Like any bar owner, James Ritty wanted to find a way to stop employee theft in his Dayton, Ohio saloon. So, in 1879, he and a man named John Birch filed a patent for Ritty’s Incorruptible Cashier, the first cash register. It helped to curb theft because every time the drawer opened, a bell dinged, alerting the manager or owner to a sale. Interestingly, this also began the time off odd pricing – $1.99 or $1.79, for example. The odd pricing encouraged more change to be given, forcing the cashier to open the register to make change instead of pocketing $1 or $2 and not recording the sale.
The patent passed through several hands and ended up with John H. Patterson, who acquired it with a business he renamed the National Cash Register company. Patterson made this purchase for $6,500 in 1884, just 5 years after its patent. That’s the equivalent today of roughly $160,000. We wouldn’t be remiss in saying that he got the steal of the century, but he also had the vision and business acumen to build it into an empire. At the time of his purchase, fewer than 20 Ritty’s Incorruptible Cashiers were in use, owing to the big price tag ($1,200 in today’s dollars) and lack of marketing.

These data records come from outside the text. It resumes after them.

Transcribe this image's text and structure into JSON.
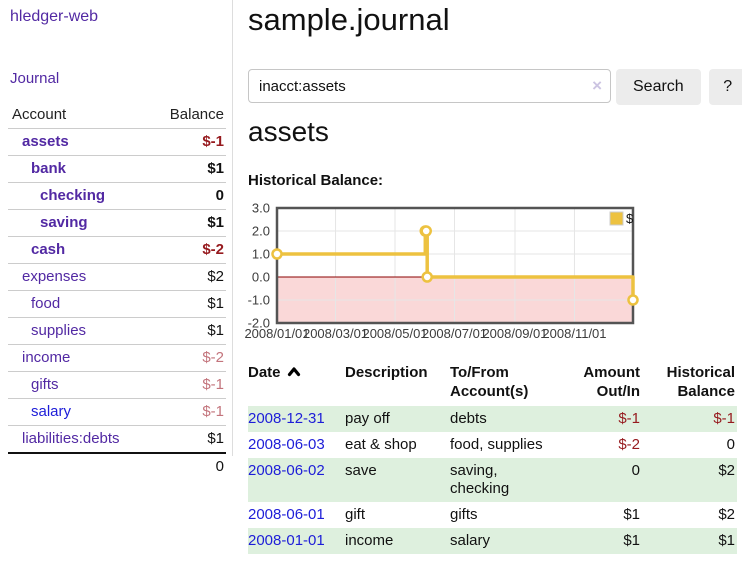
{
  "colors": {
    "link_purple": "#5229a3",
    "link_blue": "#1d1dd8",
    "negative_strong": "#961a1e",
    "negative_soft": "#c3747c",
    "row_highlight_green": "#def0de",
    "chart_gold": "#edc240",
    "chart_negative_fill": "#fad8d8",
    "chart_zero_line": "#8b0000",
    "chart_border": "#545454",
    "chart_grid": "#e6e6e6"
  },
  "sidebar": {
    "brand": "hledger-web",
    "nav_journal": "Journal",
    "accounts_table": {
      "headers": [
        "Account",
        "Balance"
      ],
      "rows": [
        {
          "account": "assets",
          "balance": "$-1",
          "indent": 1,
          "bold": true,
          "neg": "strong"
        },
        {
          "account": "bank",
          "balance": "$1",
          "indent": 2,
          "bold": true,
          "neg": null
        },
        {
          "account": "checking",
          "balance": "0",
          "indent": 3,
          "bold": true,
          "neg": null
        },
        {
          "account": "saving",
          "balance": "$1",
          "indent": 3,
          "bold": true,
          "neg": null
        },
        {
          "account": "cash",
          "balance": "$-2",
          "indent": 2,
          "bold": true,
          "neg": "strong"
        },
        {
          "account": "expenses",
          "balance": "$2",
          "indent": 1,
          "bold": false,
          "neg": null
        },
        {
          "account": "food",
          "balance": "$1",
          "indent": 2,
          "bold": false,
          "neg": null
        },
        {
          "account": "supplies",
          "balance": "$1",
          "indent": 2,
          "bold": false,
          "neg": null
        },
        {
          "account": "income",
          "balance": "$-2",
          "indent": 1,
          "bold": false,
          "neg": "soft"
        },
        {
          "account": "gifts",
          "balance": "$-1",
          "indent": 2,
          "bold": false,
          "neg": "soft"
        },
        {
          "account": "salary",
          "balance": "$-1",
          "indent": 2,
          "bold": false,
          "neg": "soft",
          "blue_link": true
        },
        {
          "account": "liabilities:debts",
          "balance": "$1",
          "indent": 1,
          "bold": false,
          "neg": null,
          "last": true
        }
      ],
      "total": "0"
    }
  },
  "main": {
    "title": "sample.journal",
    "search": {
      "value": "inacct:assets",
      "clear_icon": "×",
      "search_button": "Search",
      "help_button": "?"
    },
    "account_heading": "assets",
    "section_label": "Historical Balance:"
  },
  "chart_data": {
    "type": "line",
    "step": true,
    "title": "Historical Balance:",
    "x_start": "2008-01-01",
    "x_end": "2008-12-31",
    "x_ticks": [
      "2008/01/01",
      "2008/03/01",
      "2008/05/01",
      "2008/07/01",
      "2008/09/01",
      "2008/11/01"
    ],
    "y_ticks": [
      "3.0",
      "2.0",
      "1.0",
      "0.0",
      "-1.0",
      "-2.0"
    ],
    "ylim": [
      -2,
      3
    ],
    "grid": true,
    "negative_region_shaded": true,
    "legend": {
      "label": "$",
      "position": "top-right"
    },
    "series": [
      {
        "name": "$",
        "points": [
          {
            "date": "2008-01-01",
            "value": 1
          },
          {
            "date": "2008-06-01",
            "value": 2
          },
          {
            "date": "2008-06-02",
            "value": 2
          },
          {
            "date": "2008-06-03",
            "value": 0
          },
          {
            "date": "2008-12-31",
            "value": -1
          }
        ]
      }
    ]
  },
  "register": {
    "headers": [
      "Date",
      "Description",
      "To/From Account(s)",
      "Amount Out/In",
      "Historical Balance"
    ],
    "rows": [
      {
        "date": "2008-12-31",
        "description": "pay off",
        "accounts": "debts",
        "amount": "$-1",
        "balance": "$-1",
        "highlight": true
      },
      {
        "date": "2008-06-03",
        "description": "eat & shop",
        "accounts": "food, supplies",
        "amount": "$-2",
        "balance": "0",
        "highlight": false
      },
      {
        "date": "2008-06-02",
        "description": "save",
        "accounts": "saving, checking",
        "amount": "0",
        "balance": "$2",
        "highlight": true
      },
      {
        "date": "2008-06-01",
        "description": "gift",
        "accounts": "gifts",
        "amount": "$1",
        "balance": "$2",
        "highlight": false
      },
      {
        "date": "2008-01-01",
        "description": "income",
        "accounts": "salary",
        "amount": "$1",
        "balance": "$1",
        "highlight": true
      }
    ]
  }
}
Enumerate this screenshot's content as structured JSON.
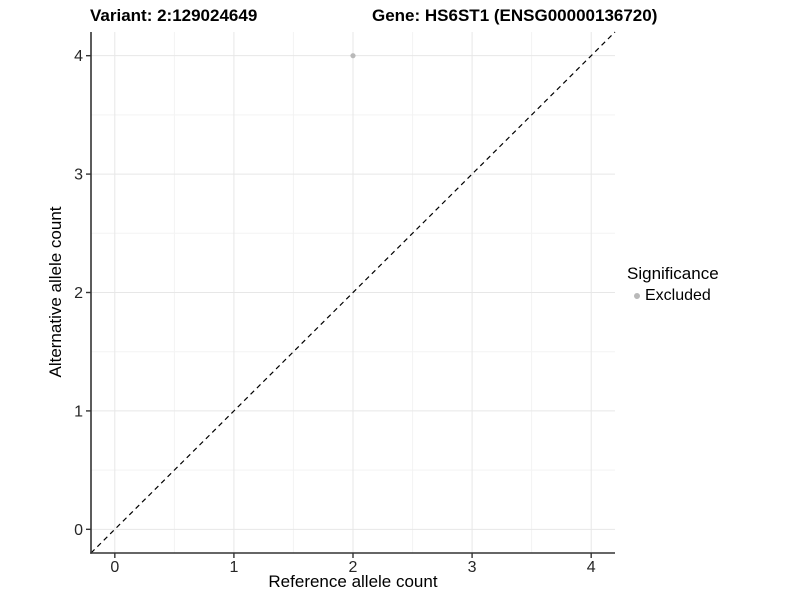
{
  "chart_data": {
    "type": "scatter",
    "title_left": "Variant: 2:129024649",
    "title_right": "Gene: HS6ST1 (ENSG00000136720)",
    "xlabel": "Reference allele count",
    "ylabel": "Alternative allele count",
    "xlim": [
      -0.2,
      4.2
    ],
    "ylim": [
      -0.2,
      4.2
    ],
    "xticks": [
      0,
      1,
      2,
      3,
      4
    ],
    "yticks": [
      0,
      1,
      2,
      3,
      4
    ],
    "xticks_minor": [
      0.5,
      1.5,
      2.5,
      3.5
    ],
    "yticks_minor": [
      0.5,
      1.5,
      2.5,
      3.5
    ],
    "grid": true,
    "points": [
      {
        "x": 2,
        "y": 4,
        "series": "Excluded"
      }
    ],
    "reference_line": {
      "type": "abline",
      "intercept": 0,
      "slope": 1,
      "style": "dashed"
    },
    "legend": {
      "title": "Significance",
      "position": "right",
      "entries": [
        {
          "label": "Excluded",
          "color": "#b9b9b9",
          "marker": "circle"
        }
      ]
    },
    "colors": {
      "background": "#ffffff",
      "point": "#b9b9b9",
      "grid_major": "#e7e7e7",
      "grid_minor": "#f3f3f3",
      "axis_line": "#333333",
      "tick_text": "#262626",
      "reference_line": "#000000"
    }
  }
}
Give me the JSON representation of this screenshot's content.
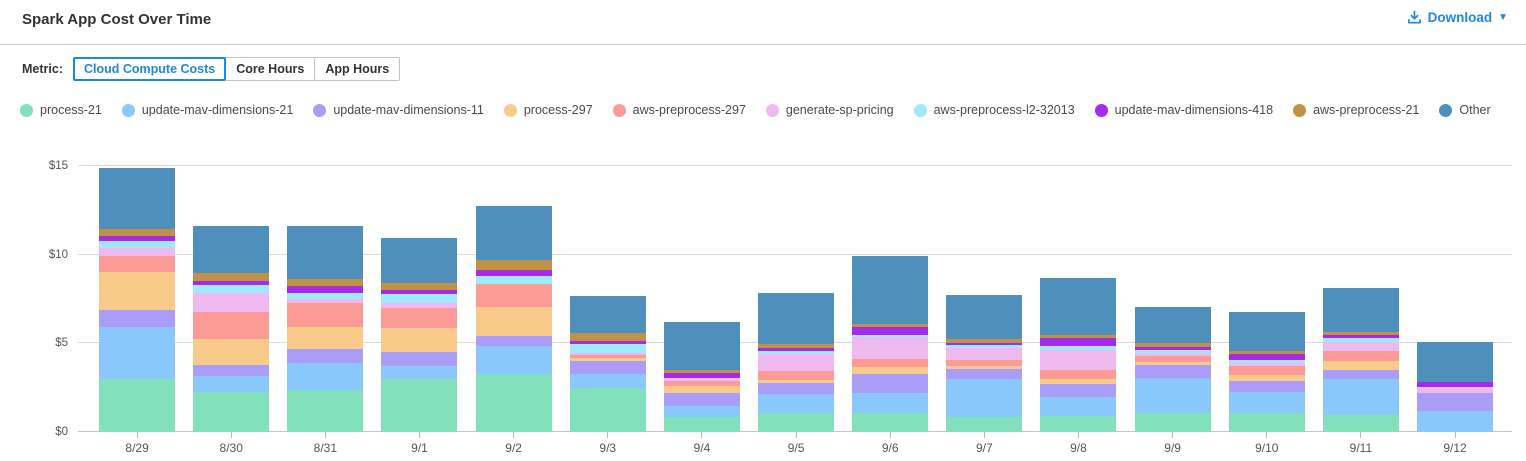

Patterson and his brother added a receipt function, to further help protect business owners against fraud. They also created a commission-based sales force and began positioning this heavy piece of technology as a business aid, focusing on the large return on investment. By 1888, the National Cash Register company was a multinational corporation. By 1911, they had 6,000 employees, had sold 1,000,000 cash registers and owned 95% of the U.S. market share. While it’s true that the brothers and other employees were found guilty of violating the Sherman Anti-Trust Act and sentenced to a year in prison in 1912, the conviction was later overturned and they served no time.
Today, the National Cash Register company goes by NCR Corporation, a public company handling 550 million financial transactions daily. They have more than 30,000 employees and are headquartered in Metro Atlanta.
Like Oracle Micros and MobileBytes, NCR now makes point of sale software, among other products. While point of sale software & hardware is still a business aid, it’s role has expanded over the last 138+ years. Instead of having to be nearby to hear a bell ding, a business owner can open up an app to see what sales are – and be anywhere in the world. And instead of the check out being the sole customer touch point, point of sale (POS) systems now connect to the customer through multiple channels, multiple touch points. They can aid marketing efforts, texting or emailing customers based on previous purchases and helping with customer purchase research or the creation of a Loyalty program and enabling online ordering and delivery.
Interestingly, while cash register or point of sale technology’s original use was to help the business owner with existing business, the product today has analytics tools that can be used to grow the business. Just as importantly, they enhance the customer’s experience by customized marketing and selling. In a restaurant environment, a POS can enable faster order times and faster check delivery.
What does the future of point of sale (POS) look like? It’s clear that it’s cloud based and more mobile, with deeper customer-centric customizations. Some companies believe that the automation of the checkout process is what’s next. Kiosks have proven to be successful in high volume fast casual restaurants. Robots are even re-emerging as possible ways to humanize the automation. Pepper, the ordering robot at Pizza Hut in Singapore is straight out of the Jetsons, although it took more than 50 years for that to come to fruition!